Öz
Uluslararası dünya sistemi meşruiyetini, diğerlerinden farklı olduğu iddiasına yaslanan “uluslar”ın her
birinin bir devleti olması gerektiği savından alır1. Bu sistemin sürekliliği de insanların sadece fiziksel, hukuksal ya da siyasal olarak değil, temelde zihinsel düzeyde bir ulusa ait diğer ulusların mensuplarından da farklı
olduklarına ikna edilmelerine bağlıdır. Milliyetçilik –siyaset bilimi literatüründe yaygın kabul gören bir
yaklaşımla- modernite düşüncesi ile birlikte ortaya çıkan ve amacı ulus-devletin iktidarına milli kimlik inşası
yoluyla meşruiyet kazandırmak olan bir ideolojidir. Milli kimlik kişinin adı kadar doğal, onun kadar unutulmaz
bir kimliklenme biçimi olmak zorundadır. Bu nedenledir ki milliyetçilik sadece aşırı ve militan anlamda siyasal
bir düşünüş biçimi olarak ele alınamaz. Ulus olma fikrinin sorgulanmadan kabul edilmesini sağlayan, ulusu
olmadığı halde var eden her temsil biçimi, her pratik milliyetçilik bağlamında ele alınabilir.
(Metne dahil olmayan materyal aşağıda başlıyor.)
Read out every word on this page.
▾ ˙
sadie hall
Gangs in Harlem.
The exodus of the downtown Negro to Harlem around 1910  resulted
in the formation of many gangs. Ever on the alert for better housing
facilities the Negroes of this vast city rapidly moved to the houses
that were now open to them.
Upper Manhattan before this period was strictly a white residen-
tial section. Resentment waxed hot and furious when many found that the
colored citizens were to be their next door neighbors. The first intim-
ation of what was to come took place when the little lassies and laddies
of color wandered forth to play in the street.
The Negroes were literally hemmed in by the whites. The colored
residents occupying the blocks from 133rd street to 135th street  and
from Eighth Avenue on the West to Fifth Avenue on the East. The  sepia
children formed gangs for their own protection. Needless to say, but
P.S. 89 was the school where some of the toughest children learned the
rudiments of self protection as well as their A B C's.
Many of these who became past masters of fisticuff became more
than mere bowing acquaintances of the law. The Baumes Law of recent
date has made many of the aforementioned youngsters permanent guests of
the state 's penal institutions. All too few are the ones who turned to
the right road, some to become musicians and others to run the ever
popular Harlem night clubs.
Bu çalışma milliyetçiliğin gazeteler aracılığıyla kimlik inşa etme sürecini sergileme amacı gütmektedir.
Gazetelerin kriz dönemlerinde atağa kalkan milli birlik temasını oluşturma biçimleri, stratejileri Van Dijk’ın
ideolojik kategorileri yardımı ile analiz edilmiştir. İngiliz Konsolosluğu’nun ve HSBC Bankası’nın
bombalanması olaylarının 21 Kasım 2003’e ait yedi gazetede (Hürriyet, Milliyet, Sabah, Cumhuriyet, Vakit,
Zaman) nasıl yer aldığı, haber söylemlerinin nasıl kurulduğu incelenmiştir.